Si la part des exportations tricolores de biens et de services dans la zone euro a légèrement augmenté en 2022, elle n’a pas rejoint son niveau de 2019, constate Rexecode dans son bilan annuel de la compétitivité française. La bonne performance des services et le maintien des investissements dans l’industrie témoignent cependant d’une capacité de rebondir.
Du jamais vu depuis 1948. Les échanges extérieurs de biens ont enregistré un déficit record de -161 milliards d’euros (M EUR) en 2022 (71 M EUR de plus qu’en 2021), le plus important d’Europe. Entre 2019 et 2022, biens et services confondus, la part des exportations françaises dans la zone euro a reculé de 0,9 point, à 12,4 %. Cette dégradation, de l’ordre de – 3,1 points de son PIB, est en outre plus marquée en France que dans l’ensemble de la zone où la perte moyenne s’établit à – 2,1 points.

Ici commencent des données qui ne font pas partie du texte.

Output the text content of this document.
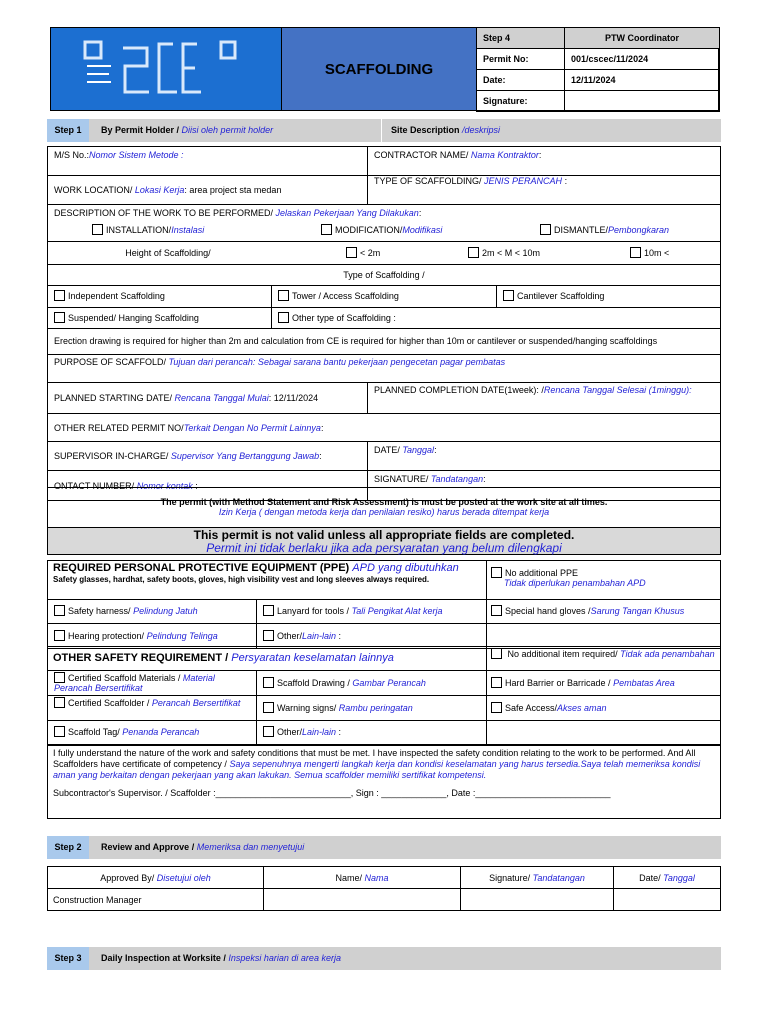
SCAFFOLDING
Step 4	PTW Coordinator
Permit No:	001/cscec/11/2024
Date:	12/11/2024
Signature:	
Step 1	By Permit Holder / Diisi oleh permit holder	Site Description /deskripsi
M/S No.:Nomor Sistem Metode :	CONTRACTOR NAME/ Nama Kontraktor:
WORK LOCATION/ Lokasi Kerja: area project sta medan
TYPE OF SCAFFOLDING/ JENIS PERANCAH :
DESCRIPTION OF THE WORK TO BE PERFORMED/ Jelaskan Pekerjaan Yang Dilakukan:
INSTALLATION/Instalasi	MODIFICATION/Modifikasi	DISMANTLE/Pembongkaran
Height of Scaffolding/	< 2m	2m < M < 10m	10m <
Type of Scaffolding /
Independent Scaffolding	Tower / Access Scaffolding	Cantilever Scaffolding
Suspended/ Hanging Scaffolding	Other type of Scaffolding :
Erection drawing is required for higher than 2m and calculation from CE is required for higher than 10m or cantilever or suspended/hanging scaffoldings
PURPOSE OF SCAFFOLD/ Tujuan dari perancah: Sebagai sarana bantu pekerjaan pengecetan pagar pembatas
PLANNED STARTING DATE/ Rencana Tanggal Mulai: 12/11/2024
PLANNED COMPLETION DATE(1week): /Rencana Tanggal Selesai (1minggu):
OTHER RELATED PERMIT NO/Terkait Dengan No Permit Lainnya:
SUPERVISOR IN-CHARGE/ Supervisor Yang Bertanggung Jawab:
DATE/ Tanggal:
ONTACT NUMBER/ Nomor kontak :
SIGNATURE/ Tandatangan:
The permit (with Method Statement and Risk Assessment) is must be posted at the work site at all times.
Izin Kerja ( dengan metoda kerja dan penilaian resiko) harus berada ditempat kerja
This permit is not valid unless all appropriate fields are completed.
Permit ini tidak berlaku jika ada persyaratan yang belum dilengkapi
REQUIRED PERSONAL PROTECTIVE EQUIPMENT (PPE) APD yang dibutuhkan
Safety glasses, hardhat, safety boots, gloves, high visibility vest and long sleeves always required.
No additional PPE
Tidak diperlukan penambahan APD
Safety harness/ Pelindung Jatuh	Lanyard for tools / Tali Pengikat Alat kerja	Special hand gloves /Sarung Tangan Khusus
Hearing protection/ Pelindung Telinga	Other/Lain-lain :
OTHER SAFETY REQUIREMENT / Persyaratan keselamatan lainnya	No additional item required/ Tidak ada penambahan
Certified Scaffold Materials / Material Perancah Bersertifikat	Scaffold Drawing / Gambar Perancah	Hard Barrier or Barricade / Pembatas Area
Certified Scaffolder / Perancah Bersertifikat	Warning signs/ Rambu peringatan	Safe Access/Akses aman
Scaffold Tag/ Penanda Perancah	Other/Lain-lain :
I fully understand the nature of the work and safety conditions that must be met. I have inspected the safety condition relating to the work to be performed. And All Scaffolders have certificate of competency / Saya sepenuhnya mengerti langkah kerja dan kondisi keselamatan yang harus tersedia.Saya telah memeriksa kondisi aman yang berkaitan dengan pekerjaan yang akan lakukan. Semua scaffolder memiliki sertifikat kompetensi.
Subcontractor's Supervisor. / Scaffolder :___________________________, Sign : _____________, Date :___________________________
Step 2	Review and Approve / Memeriksa dan menyetujui
Approved By/ Disetujui oleh	Name/ Nama	Signature/ Tandatangan	Date/ Tanggal
Construction Manager			
Step 3	Daily Inspection at Worksite / Inspeksi harian di area kerja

La facture énergétique, plombée par les conséquences de la guerre en Ukraine, n‘explique pas tout : elle a participé à hauteur de 60 % au recul enregistré entre 2019 et 2022, les 40 % restants provenant de la chute du solde pour quasiment tous les secteurs manufacturiers, souligne l’étude de Rexecode.
Légère hausse des parts de marché entre 2021 et 2022
Dans le détail de ces chiffres catastrophiques, se nichent pourtant quelques lueurs. Tout d’abord, les exportations tricolores ont repris des couleurs et grignoté des parts de marché entre 2021 et 2022, avec + 0,3 point pour les biens et + 0,2 point pour les services, malgré un contexte difficile sur l’ensemble du Vieux continent. Le signal est certes faible, mais bien présent.
Ensuite, les statistiques douanières, axées sur les marchandises, font souvent oublier que les échanges de services ont eux enregistré un excédent de + 50 M EUR l’an dernier, « exceptionnel en ce qu’il reflète le rebond important du commerce mondial et des prix internationaux de transport maritime », relève Rexecode.
En outre, les investissements dans le secteur manufacturier, qu’ils soient français ou étrangers, n’ont pas ralenti depuis le début de la pandémie de Covid-19. Ils ont même fortement progressé entre 2019 et 2022, de + 7 %, tandis qu’ils chutaient de – 10 % en Allemagne.
Enfin, les analystes de Rexecode anticipent « une possible atténuation de certains facteurs exceptionnels ayant freiné la production manufacturière ces dernières années, notamment dans l’aéronautique et l’automobile (pénurie de composants électroniques et de main d’œuvre) ».
Des signaux positifs mais à nuancer
Ceci étant, des signaux moins favorables à une reconquête de parts de marché sont également à prendre en considération, dont une perte de productivité au travail qui touche la plupart des secteurs, notamment industriels et est bien plus marquée en France qu’ailleurs en Europe. Une tendance que l’étude n’explique pas, mais qui « fait craindre une perte durable de capacité de production ».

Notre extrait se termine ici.